Systems & team interventions
- Consider a prescribing schedule that avoids the need for Devon to wake in the night or take medications to school.
- Explore community resources for comprehensive health care given Devon’s developmental stage and the need to build trust and continuity over time for Devon and his family as he moves toward adulthood.
- Assist Devon and his family to understand the value of decreased Emergency department visits not as a way to withhold treatment but rather to replace crises care with stable access to comprehensive quality community care that supports his life in the community.
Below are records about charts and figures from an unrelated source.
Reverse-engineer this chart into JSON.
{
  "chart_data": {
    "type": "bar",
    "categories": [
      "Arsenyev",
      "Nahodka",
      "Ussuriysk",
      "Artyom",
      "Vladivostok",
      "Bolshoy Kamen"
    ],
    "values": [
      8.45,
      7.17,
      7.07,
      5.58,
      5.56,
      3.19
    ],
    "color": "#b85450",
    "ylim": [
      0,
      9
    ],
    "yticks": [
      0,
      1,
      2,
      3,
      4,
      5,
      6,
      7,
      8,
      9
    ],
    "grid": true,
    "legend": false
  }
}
- Explore Devon’s readiness to counseling with a community mental health clinician specialized in adolescence to continue to assist Devon and his family to negotiate adolescence in the setting of a chronic life-limiting illness.
Hematology/Oncology
Consult Note / Hematology – Oncology Service
Result type: Consultation
Patient name: Devon Smith
Age: 15
MRN: 49234
Attending Physician: Tait, Ray
Consulting Physician: Hecht, Keith
Dictating Physician: Hecht, Keith
Consultation Report
Account#:
Date of Consultation:
Cc: Severe pain
Admission Diagnosis
History of present illness
This is a 15-year old African –American male well known to our service for management of sickle-cell disease. We have had him taking hydroxyurea to try to prevent acute painful crises. The dose has been titrated from 500mg daily to 1000mg daily. We had been managing his pain with scheduled celecoxib and PRN acetaminophen. Was admitted to hospital in March with hip pain that was found to be related to avascular necrosis. He was supposed to follow up with us regarding his sickle cell and with orthopedics regarding his hip. He missed his appointment that was scheduled for April. He called our office on the morning of admission stating that the pain has become unbearable and wanting us to call out something stronger for him. Since he missed his previous appointment our office would not send out prescriptions. We referred him to the emergency room for further evaluation and acute management of his pain.
Impression/Plan
Patient with history of sickle cell disease admitted with severe pain likely due to progression of necrosis in hips. We have been able to avoid blood transfusions with him in the past. Recommend blood transfusion if hemoglobin < 7 g/dL or if he is experiencing shortness of breath. Consider imaging of hips to evaluate progression. Also recommend consulting orthopedics for evaluation of surgical intervention. Initiate opioids to get current pain under control. Will continue to follow patient while admitted and schedule follow up in my office one week after discharge. Will be sure to discuss with him the importance of keeping appointments and clarify expectations for pain medications.